O estudo, promovido pela Associação Portuguesa de Psicologia da Saúde Ocupacional (APPSO) e que analisou quase 33.900 casos entre 2010 e 2013, concluiu ainda que o trabalho é cada vez mais encarado apenas como forma de obter um rendimento no final do mês.
Segundo dados de 2012 do estudo, que avalia os riscos psicossociais em empresas portuguesas, 73 por cento dos trabalhadores sentiam que o seu esforço não era recompensado pelo salário, nem reconhecido pelas chefias e colegas.
86 por cento dos trabalhadores apresentavam risco elevado de perda de energia, 79 por cento de falta de vigor e 71 por cento tinham um fraco sentimento de justiça social e laboral.
"Há uma degradação do envolvimento das pessoas face ao trabalho. Cada vez mais as pessoas usam o trabalho numa perspetiva instrumental e esse objetivo mais instrumental, que muitas vezes é o ordenado ao fim do mês, começa a não ser suficiente para que as pessoas o considerem uma boa recompensa. As pessoas consideram que as recompensas que vão recebendo pela sua atividade laboral não equilibram o esforço que têm feito", disse à agência Lusa João Paulo Pereira, presidente da APPSO.
Por tudo isto, segundo João Paulo Pereira, os trabalhadores apresentam elevados riscos de fadiga, exaustão e complicações emocionais como o esgotamento (burnout).
Segundo o estudo, 63 por cento dos trabalhadores (62,5 no caso das mulheres e 76,3 no caso dos homens) apresentavam risco de sobrecarga, 62 por cento de exaustão (84,1 no caso das mulheres e 82,7 no caso dos homens) e 38 por cento de burnout (12,7 por cento nas mulheres e 31,6 por cento nos homens).
Por setores, João Paulo Pereira destaca os riscos acrescidos entre os profissionais da saúde e da educação.

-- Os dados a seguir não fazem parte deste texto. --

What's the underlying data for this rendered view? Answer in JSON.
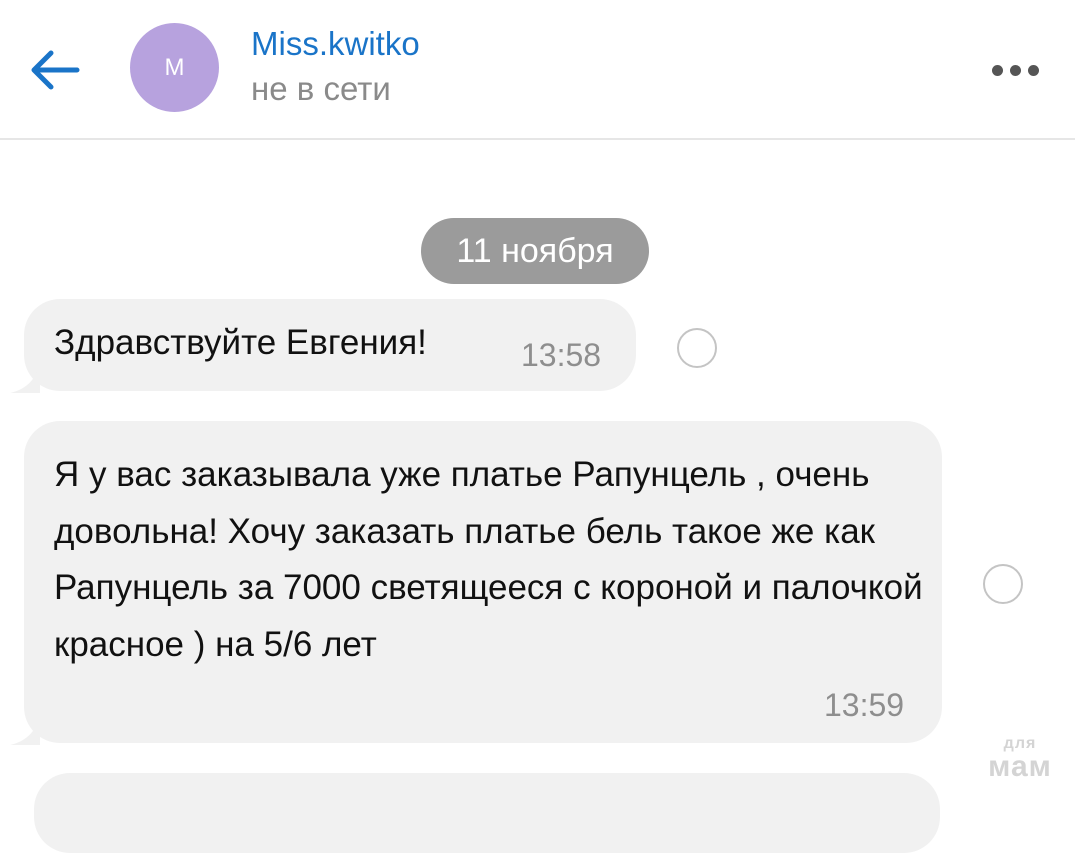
{
  "header": {
    "contact_name": "Miss.kwitko",
    "status": "не в сети",
    "avatar_letter": "М",
    "avatar_color": "#b7a2de",
    "accent_color": "#1a74c8",
    "back_icon": "arrow-left-icon",
    "more_icon": "more-horizontal-icon"
  },
  "chat": {
    "date_separator": "11 ноября",
    "date_separator_color": "#9b9b9b",
    "messages": [
      {
        "text": "Здравствуйте Евгения!",
        "time": "13:58"
      },
      {
        "text": "Я у вас заказывала уже платье Рапунцель , очень довольна! Хочу заказать платье бель такое же как Рапунцель за 7000 светящееся с короной и палочкой красное ) на 5/6 лет",
        "time": "13:59"
      }
    ]
  },
  "watermark": {
    "line1": "для",
    "line2": "мам"
  }
}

Na saúde, o estudo analisou 12.725 casos e concluiu que 92 por cento destes evidenciam falta de energia, 88 por cento correm risco grave de exaustão e 61 por cento risco moderado de burnout.
78 por cento não se sentem recompensados.
Na educação, foram estudados 10.249 casos e 91 por cento destes profissionais revelam risco grave de sobrecarga, 82 por cento risco moderado de exaustão e 79 por cento risco moderado de esgotamento.
Entre os profissionais do comércio, serviços e distribuição, o risco grave de sobrecarga atinge 94 por cento dos 10.917 trabalhadores avaliados, enquanto o risco de esgotamento abrangia 64 por cento.
97 por cento dos trabalhadores deste setor não se sentiam recompensados pelo seu trabalho e 73 por cento tinham um fraco sentimento de justiça laboral.
A mudança da filosofia e das normas tradicionais do mercado de trabalho, a menor estabilidade social e a pressões como o aumento do horário laboral são apontadas como algumas das causas que influenciam o envolvimento das pessoas no trabalho.
"A pressão sobre o cumprimento de mais horas de trabalho em que a recompensa não vai progredir na mesma percentagem tem uma influência determinante em termos emocionais", sublinhou.
João Paulo Pereira destacou ainda que o estudo revela que, apesar destes resultados, os trabalhadores evidenciam "forte capacidade" para dar a volta aos momentos menos bons.
"As pessoas continuam a ter um sentimento de realização (68 por cento dos trabalhadores sentia-se realizados) que os protege da chegada a estados limite. Não evita o aumento [do consumo] de antidepressivos e ansiolíticos, de substâncias como o álcool, tabaco e outras, mas dá um potencial grande de intervenção e de alertar a sociedade para que existem condições para inverter esta tendência mais negativista em relação ao trabalho", disse.
O estudo completo será apresentado durante o Congresso Internacional da Associação Portuguesa de Psicologia da Saúde Ocupacional, que decorre quinta e sexta-feira em Lisboa, subordinado ao tema "Felicidade e sentido de vida no trabalho".